Donald Sharp [Thu, 16 Nov 2017 19:06:10 +0000 (14:06 -0500)]
zebra: Install/Update success caused flags to be cleared for lsp
When the kernel installs/updates a lsp the return code for
success is a 0. The code was interpreting the 0 as a failure
case for the Install/Update code paths. This caused upon
a true deletion zebra loosing knowledge of the lsp
but the kernel still had it installed.
Failure:
mpls label bind 10.50.4.11/32 4444
!
line vty
!
end
robot.cumulusnetworks.com# conf t
robot.cumulusnetworks.com(config)# no mpls lsp 6666 10.50.11.1 3933
robot.cumulusnetworks.com(config)# exit
robot.cumulusnetworks.com# show mpls table 6666
robot.cumulusnetworks.com# exit
sharpd@robot ~/frr4> ip -f mpls route show
6666 as to 3933 via inet 10.50.11.1 dev enp0s10 proto static
With Fix:
sharpd@robot ~/frr4> ip -f mpls route show
6666 as to 3933 via inet 10.50.11.1 dev enp0s10 proto static
sharpd@robot ~/frr4> sudo vtysh
Hello, this is FRRouting (version 3.1-dev).
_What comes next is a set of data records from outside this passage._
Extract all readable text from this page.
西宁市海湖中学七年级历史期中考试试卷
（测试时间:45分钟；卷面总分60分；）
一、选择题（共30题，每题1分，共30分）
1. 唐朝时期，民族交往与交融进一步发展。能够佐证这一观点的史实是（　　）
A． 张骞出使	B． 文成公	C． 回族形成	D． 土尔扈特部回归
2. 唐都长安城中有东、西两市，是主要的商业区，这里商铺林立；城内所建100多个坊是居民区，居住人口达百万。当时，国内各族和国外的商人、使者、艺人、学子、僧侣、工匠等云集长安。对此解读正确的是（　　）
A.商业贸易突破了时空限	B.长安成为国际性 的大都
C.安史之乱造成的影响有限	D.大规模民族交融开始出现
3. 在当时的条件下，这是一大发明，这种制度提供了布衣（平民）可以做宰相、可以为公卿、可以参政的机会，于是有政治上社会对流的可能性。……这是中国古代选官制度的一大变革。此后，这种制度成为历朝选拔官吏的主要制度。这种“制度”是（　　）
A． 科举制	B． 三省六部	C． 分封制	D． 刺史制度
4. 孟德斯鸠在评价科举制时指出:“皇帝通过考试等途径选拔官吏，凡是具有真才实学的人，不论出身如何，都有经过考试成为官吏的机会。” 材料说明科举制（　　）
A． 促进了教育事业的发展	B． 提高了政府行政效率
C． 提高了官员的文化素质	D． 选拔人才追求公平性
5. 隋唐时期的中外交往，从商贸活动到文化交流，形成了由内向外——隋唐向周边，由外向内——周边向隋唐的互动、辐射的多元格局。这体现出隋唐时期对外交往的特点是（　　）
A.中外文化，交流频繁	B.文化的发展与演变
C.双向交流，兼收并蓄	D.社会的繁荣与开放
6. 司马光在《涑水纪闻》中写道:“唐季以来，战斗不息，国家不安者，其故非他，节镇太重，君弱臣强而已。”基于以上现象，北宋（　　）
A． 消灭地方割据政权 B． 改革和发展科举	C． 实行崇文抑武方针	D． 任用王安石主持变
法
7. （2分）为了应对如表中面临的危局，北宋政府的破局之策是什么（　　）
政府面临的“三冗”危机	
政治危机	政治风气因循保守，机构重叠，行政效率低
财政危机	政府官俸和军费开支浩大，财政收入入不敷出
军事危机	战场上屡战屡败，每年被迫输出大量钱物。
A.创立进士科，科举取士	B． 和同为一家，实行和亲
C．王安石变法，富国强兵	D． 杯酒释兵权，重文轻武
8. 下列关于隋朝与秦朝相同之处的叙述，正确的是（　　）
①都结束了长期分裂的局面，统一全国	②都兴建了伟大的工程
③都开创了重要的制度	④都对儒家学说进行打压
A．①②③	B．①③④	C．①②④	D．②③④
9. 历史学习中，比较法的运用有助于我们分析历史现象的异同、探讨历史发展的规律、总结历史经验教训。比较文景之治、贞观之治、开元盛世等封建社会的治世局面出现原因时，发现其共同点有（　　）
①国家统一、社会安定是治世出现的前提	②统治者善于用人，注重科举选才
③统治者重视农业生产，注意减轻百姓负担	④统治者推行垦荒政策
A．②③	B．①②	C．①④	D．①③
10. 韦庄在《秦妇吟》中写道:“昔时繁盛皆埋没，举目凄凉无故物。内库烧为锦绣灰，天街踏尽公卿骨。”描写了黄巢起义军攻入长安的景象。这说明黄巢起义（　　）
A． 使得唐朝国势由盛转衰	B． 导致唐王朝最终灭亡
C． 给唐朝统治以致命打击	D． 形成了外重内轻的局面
Copyright 1996-2005 Kunihiro Ishiguro, et al.
robot.cumulusnetworks.com# conf t
robot.cumulusnetworks.com(config)# no mpls lsp 6666 10.50.11.1 3933
robot.cumulusnetworks.com(config)# end
robot.cumulusnetworks.com# show mpls table 6666
robot.cumulusnetworks.com# exit
sharpd@robot ~/frr4> ip -f mpls route show
sharpd@robot ~/frr4>
Signed-off-by: Donald Sharp <sharpd@cumulusnetworks.com>
Donald Sharp [Thu, 16 Nov 2017 17:26:07 +0000 (12:26 -0500)]
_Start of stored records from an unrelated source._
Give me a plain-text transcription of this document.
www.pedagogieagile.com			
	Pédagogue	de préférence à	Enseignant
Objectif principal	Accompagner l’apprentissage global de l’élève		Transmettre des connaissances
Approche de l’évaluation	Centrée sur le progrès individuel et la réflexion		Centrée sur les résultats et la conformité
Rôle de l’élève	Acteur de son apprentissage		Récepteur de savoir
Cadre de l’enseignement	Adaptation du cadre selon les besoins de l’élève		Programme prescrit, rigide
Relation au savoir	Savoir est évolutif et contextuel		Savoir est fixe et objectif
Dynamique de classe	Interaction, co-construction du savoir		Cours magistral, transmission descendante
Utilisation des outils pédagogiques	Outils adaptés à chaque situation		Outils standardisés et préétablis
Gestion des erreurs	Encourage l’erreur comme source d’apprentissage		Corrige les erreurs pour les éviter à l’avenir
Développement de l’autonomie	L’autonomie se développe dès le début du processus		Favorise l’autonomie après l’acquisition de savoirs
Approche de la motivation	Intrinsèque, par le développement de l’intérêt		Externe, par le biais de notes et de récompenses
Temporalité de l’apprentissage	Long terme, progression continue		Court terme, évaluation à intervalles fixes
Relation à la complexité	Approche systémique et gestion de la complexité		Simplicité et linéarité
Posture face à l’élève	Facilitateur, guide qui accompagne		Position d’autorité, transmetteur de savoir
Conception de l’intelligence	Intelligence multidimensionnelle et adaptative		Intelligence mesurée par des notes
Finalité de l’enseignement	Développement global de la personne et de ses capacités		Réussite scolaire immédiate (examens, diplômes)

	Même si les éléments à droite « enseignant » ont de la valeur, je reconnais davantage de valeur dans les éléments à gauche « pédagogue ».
zebra: rt_socket.c should not use SET_FLAG
The SET_FLAG(nexthop->flags, NEXTHOP_FLAG_FIB)
is already taken care of in zebra_rib.c. There
is no need for this to be handled by rt_socket.c.
rt_netlink.c does not do a SET_FLAG(nexthop->flags, NEXTHOP_FLAG_FIB)
for route installation. Please note it does do it for a mpls
labeled route installation, which will be fixed in a future
commit.
Remove some dead code from 2002 as well.
Signed-off-by: Donald Sharp <sharpd@cumulusnetworks.com>
Donald Sharp [Thu, 16 Nov 2017 18:10:41 +0000 (13:10 -0500)]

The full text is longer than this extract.